Emerson College Polling Society students and volunteers working on a recent poll. From left: Matthew Mariano '15, Felix Chen '14, Aishwarya Ranani '15, and Chris Kane '17. (Courtesy Photo)
Hannah Ritter ’16, a Communication Studies major and co-president of the polling society, said the group chose to tackle several topics because they are all continuously discussed in ongoing news cycles.
The group’s latest poll is receiving local and national media attention.
“The most newsworthy poll showed that the Massachusetts residents we surveyed support the death penalty for Dzhokhar Tsarnaev,” Ritter said.
In that scientific survey of 798 adults from Massachusetts, 52 percent said they support the death penalty for the Boston Marathon bombing suspect currently on trial in federal court, and only 20 percent oppose it. These results differ from a WBUR/MassInc Polling Group poll released earlier week, which surveyed 504 Massachusetts residents and found a majority opposed the death penalty for Tsarnaev.
“It’s one thing to say you don’t support it, but it’s another to say you oppose it,” said Ritter, referring to the Emerson polling results.
When it comes to whether Tsarnaev should get the death penalty in his federal trial, 52 percent of respondents are in favor, 23 percent are opposed, and 25 percent are undecided. (Massachusetts state courts do not have a death penalty.)
Other key findings from the Emerson College Polling Society (ECPS) poll are:
· Support for Boston’s bid to host the 2024 summer Olympics has dwindled since an ECPS poll in January.
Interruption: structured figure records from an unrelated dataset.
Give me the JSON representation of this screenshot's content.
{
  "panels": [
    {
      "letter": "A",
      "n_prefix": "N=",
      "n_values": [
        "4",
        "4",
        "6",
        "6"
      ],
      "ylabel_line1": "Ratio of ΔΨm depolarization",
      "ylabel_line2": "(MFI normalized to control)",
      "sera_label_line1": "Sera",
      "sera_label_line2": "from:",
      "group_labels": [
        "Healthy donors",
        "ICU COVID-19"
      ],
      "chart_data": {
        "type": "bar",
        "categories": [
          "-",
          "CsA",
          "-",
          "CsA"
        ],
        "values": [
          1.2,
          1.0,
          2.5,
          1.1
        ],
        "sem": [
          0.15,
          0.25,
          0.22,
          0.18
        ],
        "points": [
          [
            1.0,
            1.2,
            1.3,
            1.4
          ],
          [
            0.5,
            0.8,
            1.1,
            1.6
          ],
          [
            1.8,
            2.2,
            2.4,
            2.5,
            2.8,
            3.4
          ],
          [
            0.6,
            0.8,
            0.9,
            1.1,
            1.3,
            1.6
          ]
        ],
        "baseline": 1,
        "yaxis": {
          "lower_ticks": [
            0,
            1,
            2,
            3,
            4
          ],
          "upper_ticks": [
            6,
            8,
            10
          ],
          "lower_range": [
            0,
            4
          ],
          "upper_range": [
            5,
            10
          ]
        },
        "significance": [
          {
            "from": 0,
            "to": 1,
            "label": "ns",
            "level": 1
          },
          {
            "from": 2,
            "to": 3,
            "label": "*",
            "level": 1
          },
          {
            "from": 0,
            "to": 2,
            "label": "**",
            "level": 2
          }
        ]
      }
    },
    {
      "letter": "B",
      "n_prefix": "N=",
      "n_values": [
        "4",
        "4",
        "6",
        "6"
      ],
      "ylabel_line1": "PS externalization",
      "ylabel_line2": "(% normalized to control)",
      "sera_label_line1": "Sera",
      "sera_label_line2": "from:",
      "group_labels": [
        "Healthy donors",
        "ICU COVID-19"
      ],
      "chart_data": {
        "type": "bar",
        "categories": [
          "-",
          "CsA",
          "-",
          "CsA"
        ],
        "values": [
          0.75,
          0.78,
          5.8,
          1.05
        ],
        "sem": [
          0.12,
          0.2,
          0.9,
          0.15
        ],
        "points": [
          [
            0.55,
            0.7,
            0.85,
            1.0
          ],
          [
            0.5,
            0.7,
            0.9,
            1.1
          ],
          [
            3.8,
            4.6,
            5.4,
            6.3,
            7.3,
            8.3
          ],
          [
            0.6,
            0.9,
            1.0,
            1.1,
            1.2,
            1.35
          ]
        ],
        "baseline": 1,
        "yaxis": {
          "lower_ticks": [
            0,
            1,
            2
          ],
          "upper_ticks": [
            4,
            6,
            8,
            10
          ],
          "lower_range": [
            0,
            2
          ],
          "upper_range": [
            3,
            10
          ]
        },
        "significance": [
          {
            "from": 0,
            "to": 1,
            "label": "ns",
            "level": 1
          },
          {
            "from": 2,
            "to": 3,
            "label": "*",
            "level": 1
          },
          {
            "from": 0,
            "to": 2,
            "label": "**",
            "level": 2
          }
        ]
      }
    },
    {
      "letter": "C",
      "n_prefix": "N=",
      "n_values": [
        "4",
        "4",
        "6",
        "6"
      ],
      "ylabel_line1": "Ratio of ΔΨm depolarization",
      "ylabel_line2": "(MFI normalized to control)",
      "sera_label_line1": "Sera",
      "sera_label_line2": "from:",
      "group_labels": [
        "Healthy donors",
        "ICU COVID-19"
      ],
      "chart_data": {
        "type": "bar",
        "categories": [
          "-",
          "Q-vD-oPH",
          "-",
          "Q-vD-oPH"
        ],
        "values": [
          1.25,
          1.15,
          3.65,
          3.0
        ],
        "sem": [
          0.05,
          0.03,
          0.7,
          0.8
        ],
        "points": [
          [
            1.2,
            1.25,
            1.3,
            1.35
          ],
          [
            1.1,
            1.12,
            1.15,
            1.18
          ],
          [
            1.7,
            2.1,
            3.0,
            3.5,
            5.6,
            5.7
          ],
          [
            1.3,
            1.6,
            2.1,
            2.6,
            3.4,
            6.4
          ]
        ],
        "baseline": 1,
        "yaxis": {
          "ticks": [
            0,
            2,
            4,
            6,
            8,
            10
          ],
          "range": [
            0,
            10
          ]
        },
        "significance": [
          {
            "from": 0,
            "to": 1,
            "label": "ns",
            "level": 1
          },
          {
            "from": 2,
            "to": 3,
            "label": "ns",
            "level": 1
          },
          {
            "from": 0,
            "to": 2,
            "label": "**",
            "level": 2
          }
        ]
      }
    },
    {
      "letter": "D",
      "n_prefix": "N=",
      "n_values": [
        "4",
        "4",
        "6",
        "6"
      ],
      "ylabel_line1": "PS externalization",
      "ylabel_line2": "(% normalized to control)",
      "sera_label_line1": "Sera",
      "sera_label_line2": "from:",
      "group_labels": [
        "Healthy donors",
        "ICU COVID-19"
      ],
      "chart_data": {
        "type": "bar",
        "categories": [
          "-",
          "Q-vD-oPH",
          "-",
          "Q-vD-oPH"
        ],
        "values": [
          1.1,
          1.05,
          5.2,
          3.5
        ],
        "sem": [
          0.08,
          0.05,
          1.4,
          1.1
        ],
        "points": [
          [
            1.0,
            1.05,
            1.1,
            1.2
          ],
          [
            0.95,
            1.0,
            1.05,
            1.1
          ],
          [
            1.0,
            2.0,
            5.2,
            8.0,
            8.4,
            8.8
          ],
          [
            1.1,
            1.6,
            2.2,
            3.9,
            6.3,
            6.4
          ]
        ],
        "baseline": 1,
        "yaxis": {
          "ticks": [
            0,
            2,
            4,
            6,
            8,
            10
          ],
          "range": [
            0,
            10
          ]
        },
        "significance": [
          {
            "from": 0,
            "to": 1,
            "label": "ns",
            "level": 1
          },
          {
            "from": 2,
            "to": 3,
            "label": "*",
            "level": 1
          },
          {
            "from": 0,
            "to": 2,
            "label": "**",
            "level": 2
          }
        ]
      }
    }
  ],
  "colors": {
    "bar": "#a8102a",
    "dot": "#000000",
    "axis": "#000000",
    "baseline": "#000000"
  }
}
Only 31 percent now support the games being held in Boston versus 42 percent in January. Fifty-one percent of respondents are opposed.
· Former Secretary of State Hillary Clinton would beat U.S. Senator Elizabeth Warren, 43 percent to 16 percent, if a hypothetical Democratic primary election for president were held today.
· Eighty-two percent of respondents approve of Massachusetts Governor Charlie Baker’s handling of this winter’s back-to-back major snowstorms, and only 18 percent disapprove. This high level of support crossed party lines, with 77 percent of Democrats, 82 percent of Independents, and 94 percent of Republicans approving.
· New England Patriots football fans renewed their faith in coach Bill Belichick. When asked if the Pats should have given cornerback Darrelle Revis $20 million to stay in Boston, 44 percent said no, 17 percent said yes, and 39 percent were undecided.
Ritter said she became co-president of ECPS this year, along with classmate Chris Kane ’17, after handling social media for the group last year.
Emerson College Polling Society students and volunteers: Ash Rao '14, Hannah Ritter '16, Chris Kane '17, Susannah Sudborough '16, and Tina Safford '18. (Courtesy Photo)
“One of the most rewarding parts of this is finding a community within my major, and working with people similarly minded as me academically,” Ritter said.
Ritter said the student group, led by faculty advisor Spencer Kimball, is highly collaborative.
“We put everything together as a group,” she said. “We formulate the questions by beginning with a topic. We research it and put all of the questions together in a Google Doc. Everyone has a chance to put their two cents in.”
“My major is Political Communication (in the Communication Studies Department), so I study politics a lot,” Ritter said. “I’m gaining skills here I wouldn’t have been able to gain otherwise.”